Because of that reason, researchers prefer to make the entire electrons in a bunch to strike a target as close to concurrently as possible. To achieve this, the researchers give a little boost of energy to the electrons at the back, so that they catch up to the ones in the lead.
To date, scientists have utilized radio waves to transmit this energy; however, the latest method devised by the SLAC researchers at the MeV-UED facility employs light at terahertz frequencies instead.
A major benefit of utilizing terahertz radiation lies in how the experiment shortens the beams of electron bunches. Researchers in the MeV-UED facility shoot a laser at a copper electrode to remove electrons and produce beams of electron bunches. Until recently, the team has been generally using radio waves to make these bunches of electrons shorter.
But the radio waves also increase the bunch of every electron to a faintly different energy, and hence individual bunches differ in how rapidly they reach their target object. This timing difference is known as jitter, and it decreased the teams’ abilities to analyze rapid processes and precisely timestamp the way a target alters with time.
To get around this, the terahertz technique splits the laser beam into two. While one beam strikes the copper electrode and produces bunches of electrons as before, the other beam produces the terahertz radiation pulses for reducing these bunches of electrons. Since they were created by the same beam of a laser beam, terahertz pulses and electron bunches are currently synchronized with one another, decreasing the timing jitter between these bunches of electrons.
Down to the Femtosecond
According to the researchers, a major breakthrough for this study was the development of a particle accelerator cavity, known as the compressor. This meticulously machined hunk of metal is sufficiently compact to be placed in the palm of a hand. Terahertz pulses within the device reduce these bunches of electrons and give them an effective and targeted push.

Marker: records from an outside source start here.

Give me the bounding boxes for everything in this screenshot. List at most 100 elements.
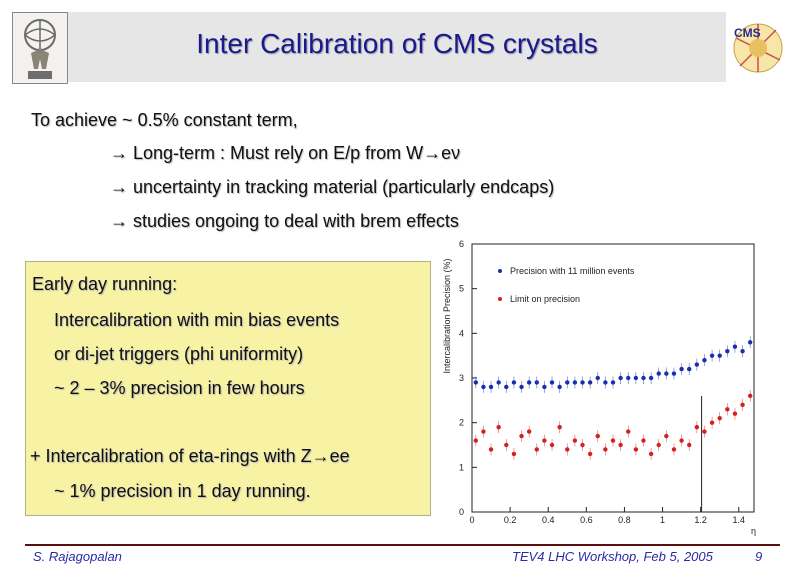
red-data-point	[648, 451, 654, 457]
cms-logo-text: CMS	[734, 26, 761, 40]
x-tick-label: 0.6	[580, 515, 593, 525]
x-tick-label: 1.4	[732, 515, 745, 525]
bullet-item: → uncertainty in tracking material (part…	[110, 177, 554, 198]
red-data-point	[694, 424, 700, 430]
footer-author: S. Rajagopalan	[33, 549, 122, 564]
red-data-point	[633, 447, 639, 452]
blue-data-point	[725, 349, 730, 354]
red-data-point	[534, 447, 539, 452]
blue-data-point	[633, 375, 639, 381]
red-data-point	[709, 420, 715, 425]
red-data-point	[595, 433, 600, 439]
box-line: or di-jet triggers (phi uniformity)	[54, 344, 304, 364]
red-data-point	[557, 424, 562, 430]
precision-chart: 0 1 2 3 4 5 6 0 0.2 0.4 0.6 0.8 1 1.2 1.4 η Intercalibra…	[442, 239, 756, 536]
blue-data-point	[534, 380, 539, 385]
red-data-point	[511, 451, 517, 457]
x-tick-label: 0	[469, 515, 474, 525]
red-data-point	[671, 447, 677, 452]
z-line: + Intercalibration of eta-rings with Z→e…	[30, 446, 350, 466]
red-data-point	[702, 429, 707, 434]
box-heading: Early day running:	[32, 274, 178, 294]
footer-divider	[25, 544, 780, 546]
slide-title: Inter Calibration of CMS crystals	[196, 28, 598, 59]
y-tick-label: 3	[459, 373, 464, 383]
blue-data-point	[694, 362, 700, 367]
red-data-point	[603, 447, 608, 452]
box-line: Intercalibration with min bias events	[54, 310, 340, 330]
red-data-point	[526, 429, 532, 434]
early-running-box: Early day running: Intercalibration with…	[25, 261, 431, 516]
blue-data-point	[626, 375, 631, 381]
blue-data-point	[702, 357, 707, 363]
x-tick-label: 1.2	[694, 515, 707, 525]
y-tick-label: 1	[459, 462, 464, 472]
blue-data-point	[656, 371, 661, 376]
intro-text: To achieve ~ 0.5% constant term,	[31, 110, 298, 130]
red-data-point	[725, 407, 730, 412]
red-data-point	[732, 411, 738, 416]
red-data-point	[542, 438, 547, 443]
legend-marker	[498, 297, 502, 301]
blue-data-point	[740, 349, 745, 354]
red-data-point	[679, 438, 684, 443]
blue-data-point	[717, 353, 722, 358]
blue-data-point	[557, 384, 562, 390]
arrow-icon: →	[110, 177, 134, 197]
footer-page-number: 9	[755, 549, 763, 564]
red-data-point	[549, 442, 555, 448]
y-tick-label: 6	[459, 239, 464, 249]
y-axis-label: Intercalibration Precision (%)	[442, 258, 452, 373]
red-data-point	[496, 424, 501, 430]
red-data-point	[656, 442, 661, 448]
red-data-point	[587, 451, 593, 457]
red-data-point	[687, 442, 692, 448]
arrow-icon: →	[110, 143, 134, 163]
blue-data-point	[496, 380, 501, 385]
blue-data-point	[542, 384, 547, 390]
blue-data-point	[526, 380, 532, 385]
red-data-point	[519, 433, 524, 439]
legend-label: Limit on precision	[510, 294, 580, 304]
title-bar	[68, 12, 726, 82]
red-data-point	[610, 438, 616, 443]
red-data-point	[481, 429, 486, 434]
blue-data-point	[709, 353, 715, 358]
red-data-point	[473, 438, 479, 443]
bullet-text: studies ongoing to deal with brem effect…	[133, 211, 459, 231]
blue-data-point	[595, 375, 600, 381]
red-data-point	[504, 442, 509, 448]
blue-data-point	[473, 380, 479, 385]
red-data-point	[565, 447, 570, 452]
blue-data-point	[549, 380, 555, 385]
cms-logo: CMS	[726, 18, 788, 84]
blue-data-point	[511, 380, 517, 385]
blue-data-point	[488, 384, 494, 390]
red-data-point	[747, 393, 753, 399]
blue-data-point	[519, 384, 524, 390]
blue-data-point	[587, 380, 593, 385]
bullet-text: uncertainty in tracking material (partic…	[133, 177, 555, 197]
bullet-text: Long-term : Must rely on E/p from W→eν	[133, 143, 461, 163]
y-tick-label: 2	[459, 418, 464, 428]
blue-data-point	[747, 340, 753, 345]
footer-event: TEV4 LHC Workshop, Feb 5, 2005	[512, 549, 713, 564]
x-tick-label: 0.4	[542, 515, 555, 525]
red-data-point	[664, 433, 669, 439]
y-tick-label: 0	[459, 507, 464, 517]
blue-data-point	[648, 375, 654, 381]
z-sub-line: ~ 1% precision in 1 day running.	[54, 481, 311, 501]
blue-data-point	[504, 384, 509, 390]
red-data-point	[618, 442, 623, 448]
blue-data-point	[603, 380, 608, 385]
bullet-item: → Long-term : Must rely on E/p from W→eν	[110, 143, 460, 164]
arrow-icon: →	[110, 211, 134, 231]
red-data-point	[626, 429, 631, 434]
red-data-point	[641, 438, 646, 443]
atlas-logo	[12, 12, 68, 84]
red-data-point	[488, 447, 494, 452]
y-tick-label: 5	[459, 284, 464, 294]
blue-data-point	[679, 366, 684, 372]
blue-data-point	[732, 344, 738, 349]
blue-data-point	[572, 380, 578, 385]
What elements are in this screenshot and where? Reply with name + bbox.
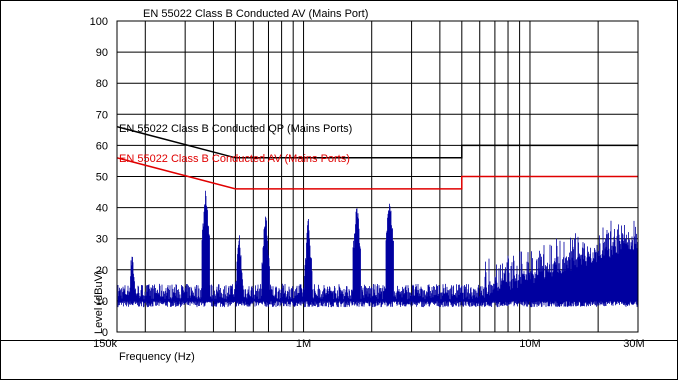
divider: [0, 340, 678, 341]
x-axis-label: Frequency (Hz): [119, 351, 195, 363]
qp-limit-line: [116, 125, 638, 159]
plot-border: [116, 20, 639, 333]
y-tick-label: 30: [96, 234, 108, 246]
x-tick-labels: 150k 1M 10M 30M: [93, 338, 645, 350]
y-tick-labels: 0 10 20 30 40 50 60 70 80 90 100: [90, 16, 108, 339]
y-tick-label: 80: [96, 78, 108, 90]
y-tick-label: 20: [96, 265, 108, 277]
x-tick-label: 30M: [623, 338, 644, 350]
y-axis-label: Level (dBuV): [93, 270, 105, 334]
av-limit-label: EN 55022 Class B Conducted AV (Mains Por…: [119, 153, 350, 165]
x-tick-label: 10M: [519, 338, 540, 350]
noise-trace: [117, 190, 638, 308]
y-tick-label: 100: [90, 16, 108, 28]
y-tick-label: 70: [96, 109, 108, 121]
y-tick-label: 90: [96, 47, 108, 59]
x-tick-label: 1M: [296, 338, 311, 350]
x-tick-label: 150k: [93, 338, 117, 350]
av-limit-line: [116, 157, 638, 190]
qp-limit-label: EN 55022 Class B Conducted QP (Mains Por…: [119, 123, 352, 135]
y-tick-label: 40: [96, 203, 108, 215]
y-tick-label: 0: [102, 327, 108, 339]
measurement-trace: [117, 190, 638, 308]
y-tick-label: 60: [96, 140, 108, 152]
limit-lines: [116, 125, 638, 190]
y-tick-label: 50: [96, 172, 108, 184]
y-tick-label: 10: [96, 296, 108, 308]
chart-title: EN 55022 Class B Conducted AV (Mains Por…: [143, 8, 368, 20]
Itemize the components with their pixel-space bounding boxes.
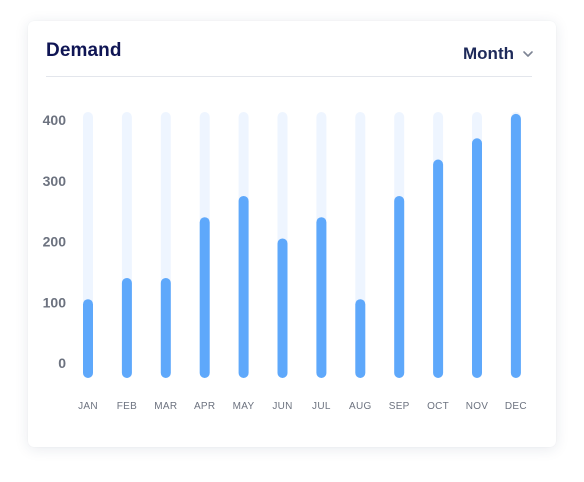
bar-oct[interactable] <box>433 159 444 378</box>
demand-bar-chart: 0 100 200 300 400 JAN FEB MAR APR MAY JUN JUL AUG SE… <box>43 112 527 412</box>
bar-aug[interactable] <box>355 299 366 378</box>
y-tick-label: 400 <box>43 112 67 128</box>
y-tick-label: 300 <box>43 173 67 189</box>
bar-mar[interactable] <box>160 277 171 378</box>
y-tick-label: 100 <box>43 294 67 310</box>
x-tick-label: MAY <box>233 401 255 412</box>
bar-sep[interactable] <box>394 195 405 378</box>
x-tick-label: JAN <box>78 401 98 412</box>
bar-nov[interactable] <box>472 138 482 378</box>
x-tick-label: MAR <box>154 401 177 412</box>
bar-may[interactable] <box>238 195 249 378</box>
bars <box>83 112 521 379</box>
x-tick-label: AUG <box>349 401 372 412</box>
x-tick-label: SEP <box>389 401 410 412</box>
chevron-down-icon <box>523 51 533 57</box>
demand-card: Demand Month 0 100 200 300 400 JAN FEB MAR APR M… <box>28 21 556 447</box>
bar-jul[interactable] <box>316 217 327 378</box>
header-divider <box>46 76 532 77</box>
y-tick-label: 0 <box>58 355 66 371</box>
x-tick-label: APR <box>194 401 215 412</box>
card-title: Demand <box>46 40 122 61</box>
x-tick-label: DEC <box>505 401 527 412</box>
x-tick-label: NOV <box>466 401 489 412</box>
x-axis: JAN FEB MAR APR MAY JUN JUL AUG SEP OCT NOV DEC <box>78 401 527 412</box>
period-selector-label: Month <box>463 44 514 63</box>
bar-jun[interactable] <box>277 238 288 378</box>
period-selector[interactable]: Month <box>463 44 534 64</box>
x-tick-label: JUL <box>312 401 331 412</box>
bar-apr[interactable] <box>199 217 210 378</box>
bar-jan[interactable] <box>83 299 93 378</box>
bar-dec[interactable] <box>510 113 521 379</box>
x-tick-label: OCT <box>427 401 449 412</box>
y-axis: 0 100 200 300 400 <box>43 112 67 371</box>
bar-feb[interactable] <box>121 277 132 378</box>
x-tick-label: JUN <box>272 401 292 412</box>
x-tick-label: FEB <box>117 401 137 412</box>
y-tick-label: 200 <box>43 234 67 250</box>
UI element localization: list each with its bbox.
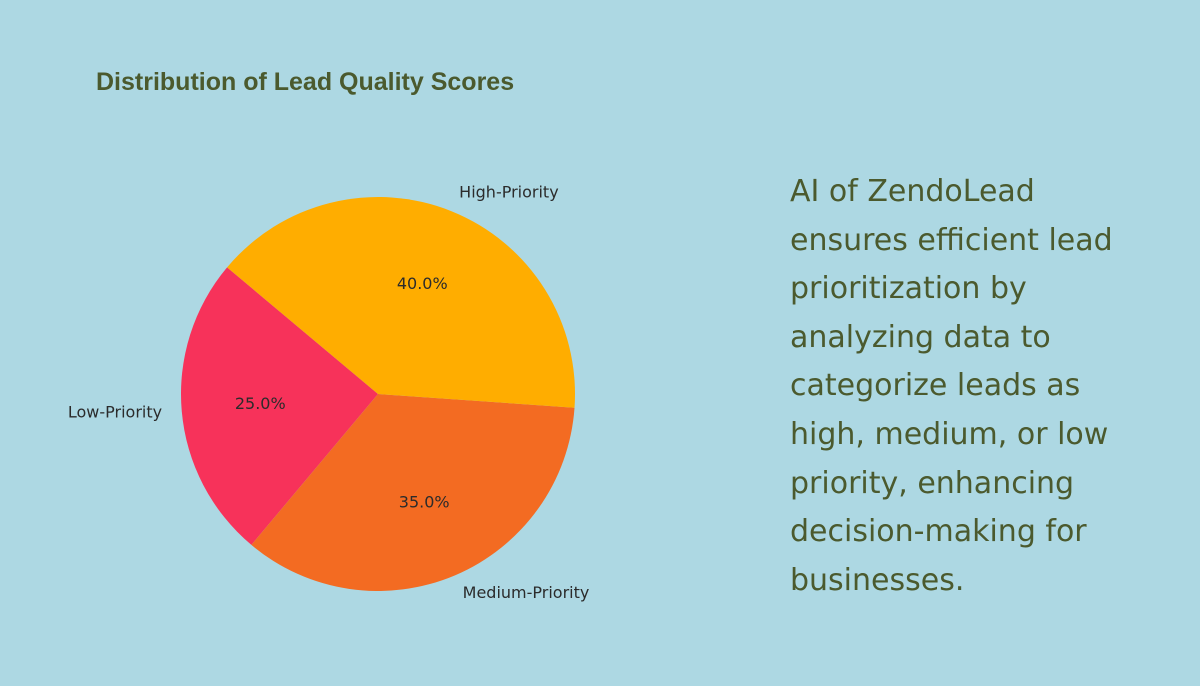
pie-category-label-medium-priority: Medium-Priority — [463, 583, 590, 602]
pie-slice-high-priority — [227, 196, 576, 408]
description-text: AI of ZendoLead ensures efficient lead p… — [790, 174, 1113, 598]
pie-value-label-medium-priority: 35.0% — [399, 492, 450, 511]
pie-value-label-high-priority: 40.0% — [397, 274, 448, 293]
pie-chart: 25.0% Low-Priority 35.0% Medium-Priority 40.… — [68, 183, 590, 602]
pie-category-label-low-priority: Low-Priority — [68, 402, 162, 421]
pie-category-label-high-priority: High-Priority — [459, 183, 559, 202]
pie-slice-medium-priority — [251, 394, 575, 591]
pie-slice-low-priority — [181, 267, 378, 545]
chart-title: Distribution of Lead Quality Scores — [96, 68, 515, 96]
pie-value-label-low-priority: 25.0% — [235, 394, 286, 413]
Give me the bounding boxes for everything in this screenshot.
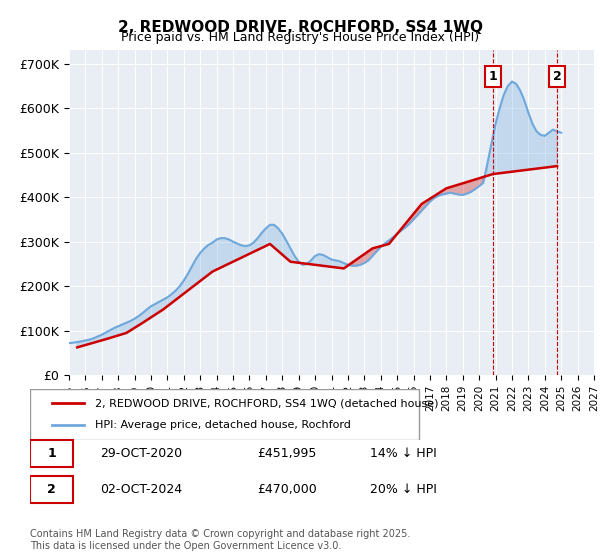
Text: £451,995: £451,995: [257, 447, 316, 460]
Text: 2, REDWOOD DRIVE, ROCHFORD, SS4 1WQ (detached house): 2, REDWOOD DRIVE, ROCHFORD, SS4 1WQ (det…: [95, 398, 438, 408]
FancyBboxPatch shape: [30, 389, 419, 440]
Text: 29-OCT-2020: 29-OCT-2020: [100, 447, 182, 460]
Text: HPI: Average price, detached house, Rochford: HPI: Average price, detached house, Roch…: [95, 421, 350, 431]
Text: Price paid vs. HM Land Registry's House Price Index (HPI): Price paid vs. HM Land Registry's House …: [121, 31, 479, 44]
Text: 2, REDWOOD DRIVE, ROCHFORD, SS4 1WQ: 2, REDWOOD DRIVE, ROCHFORD, SS4 1WQ: [118, 20, 482, 35]
Text: 14% ↓ HPI: 14% ↓ HPI: [370, 447, 437, 460]
FancyBboxPatch shape: [30, 476, 73, 503]
Text: £470,000: £470,000: [257, 483, 317, 496]
FancyBboxPatch shape: [30, 440, 73, 466]
Text: 2: 2: [553, 70, 562, 83]
Text: Contains HM Land Registry data © Crown copyright and database right 2025.
This d: Contains HM Land Registry data © Crown c…: [30, 529, 410, 551]
Text: 02-OCT-2024: 02-OCT-2024: [100, 483, 182, 496]
Text: 20% ↓ HPI: 20% ↓ HPI: [370, 483, 437, 496]
Text: 1: 1: [488, 70, 497, 83]
Text: 2: 2: [47, 483, 56, 496]
Text: 1: 1: [47, 447, 56, 460]
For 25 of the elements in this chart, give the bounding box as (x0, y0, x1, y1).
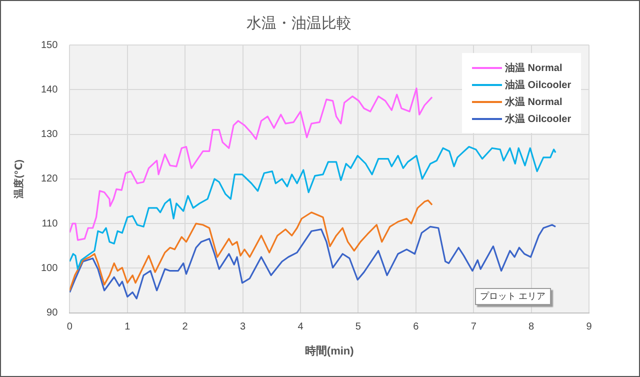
x-tick-label: 0 (66, 322, 73, 333)
y-tick-label: 90 (46, 308, 58, 319)
legend-label: 油温 Normal (505, 62, 562, 74)
x-tick-label: 2 (182, 322, 188, 333)
annotation: プロット エリア (475, 288, 551, 305)
x-axis-title: 時間(min) (304, 344, 354, 358)
legend-label: 水温 Normal (505, 96, 562, 108)
y-tick-label: 110 (42, 218, 58, 230)
x-tick-label: 5 (355, 322, 362, 333)
legend-label: 油温 Oilcooler (505, 78, 572, 92)
x-tick-label: 8 (528, 322, 535, 333)
x-tick-label: 9 (586, 322, 592, 333)
x-tick-label: 7 (470, 322, 477, 333)
x-tick-label: 3 (240, 322, 246, 333)
x-tick-label: 1 (124, 322, 131, 333)
y-tick-label: 140 (40, 84, 58, 96)
y-tick-label: 100 (40, 262, 58, 274)
y-tick-label: 120 (40, 174, 58, 185)
legend-label: 水温 Oilcooler (505, 112, 572, 126)
x-tick-label: 4 (298, 322, 304, 333)
y-tick-label: 130 (40, 129, 58, 140)
y-tick-label: 150 (40, 40, 58, 51)
x-tick-label: 6 (413, 322, 420, 333)
chart-title: 水温・油温比較 (246, 15, 352, 32)
y-axis-title: 温度(℃) (12, 160, 25, 200)
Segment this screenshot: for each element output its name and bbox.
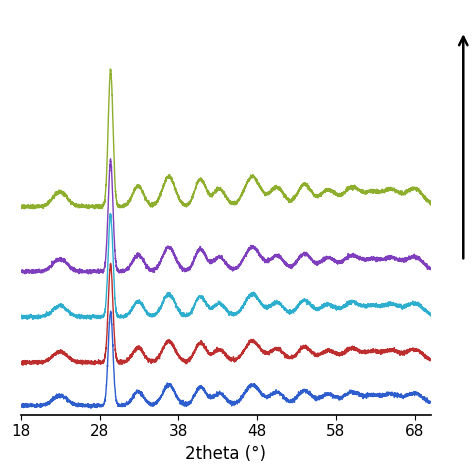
X-axis label: 2theta (°): 2theta (°) — [185, 445, 266, 463]
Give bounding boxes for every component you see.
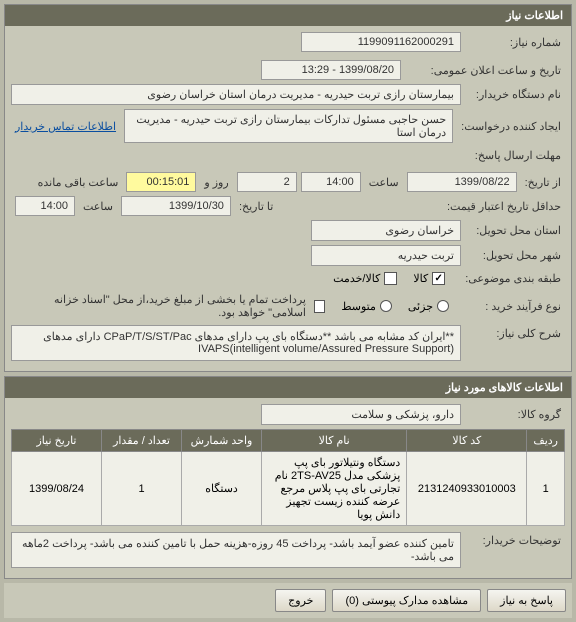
td-name: دستگاه ونتیلاتور بای پپ پزشکی مدل 2TS-AV… — [262, 452, 407, 526]
need-info-body: شماره نیاز: 1199091162000291 تاریخ و ساع… — [5, 26, 571, 371]
td-unit: دستگاه — [182, 452, 262, 526]
td-row: 1 — [527, 452, 565, 526]
field-to-hour: 14:00 — [15, 196, 75, 216]
field-need-no: 1199091162000291 — [301, 32, 461, 52]
field-from-hour: 14:00 — [301, 172, 361, 192]
label-buyer-notes: توضیحات خریدار: — [465, 532, 565, 549]
need-info-header: اطلاعات نیاز — [5, 5, 571, 26]
checkbox-service[interactable]: کالا/خدمت — [333, 272, 397, 285]
budget-note-cb[interactable]: پرداخت تمام یا بخشی از مبلغ خرید،از محل … — [11, 291, 325, 321]
label-to-date: تا تاریخ: — [235, 200, 277, 213]
checkbox-service-label: کالا/خدمت — [333, 272, 380, 285]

Consequently, the researchers could compress these bunches of electrons, and hence they last only quadrillionths of a second, or a few tens of femtoseconds. That is not as much compression as currently achieved by traditional radio-frequency techniques, but according to the scientists, the potential to concurrently reduce the jitter renders the terahertz technique promising.
Moreover, the more compact compressors enabled by the terahertz technique would mean lower cost as opposed to the radio-frequency technology.
Typical radio-frequency compression schemes produce shorter bunches but very high jitter. If you produce a compressed bunch and also reduce the jitter, then you'll be able to catch very fast processes that we’ve never been able to observe before.
Mohamed Othman, Researcher, SLAC National Accelerator Laboratory
Ultimately, the aim is to compress the beams of electron bunches down to about a femtosecond, stated the scientists. This could subsequently allow researchers to view the remarkably fast timescales of atomic behavior in important chemical reactions such as individual protons transferring between atoms or hydrogen bonds breaking, for instance, that are yet to be fully understood.
At the same time that we are investigating the physics of how these electron beams interact with these intense terahertz waves, we're also really building a tool that other scientists can use immediately to explore materials and molecules in a way that wasn't possible before. I think that's one of the most rewarding aspects of this research.
Emilio Nanni, Researcher, SLAC National Accelerator Laboratory
Nanni headed the project another SLAC researcher, with Renkai Li.
The study was financed by the DOE’s Office of Science. The MeV-UED instrument is part of SLAC’s Linac Coherent Light Source—a DOE Office of Science user facility.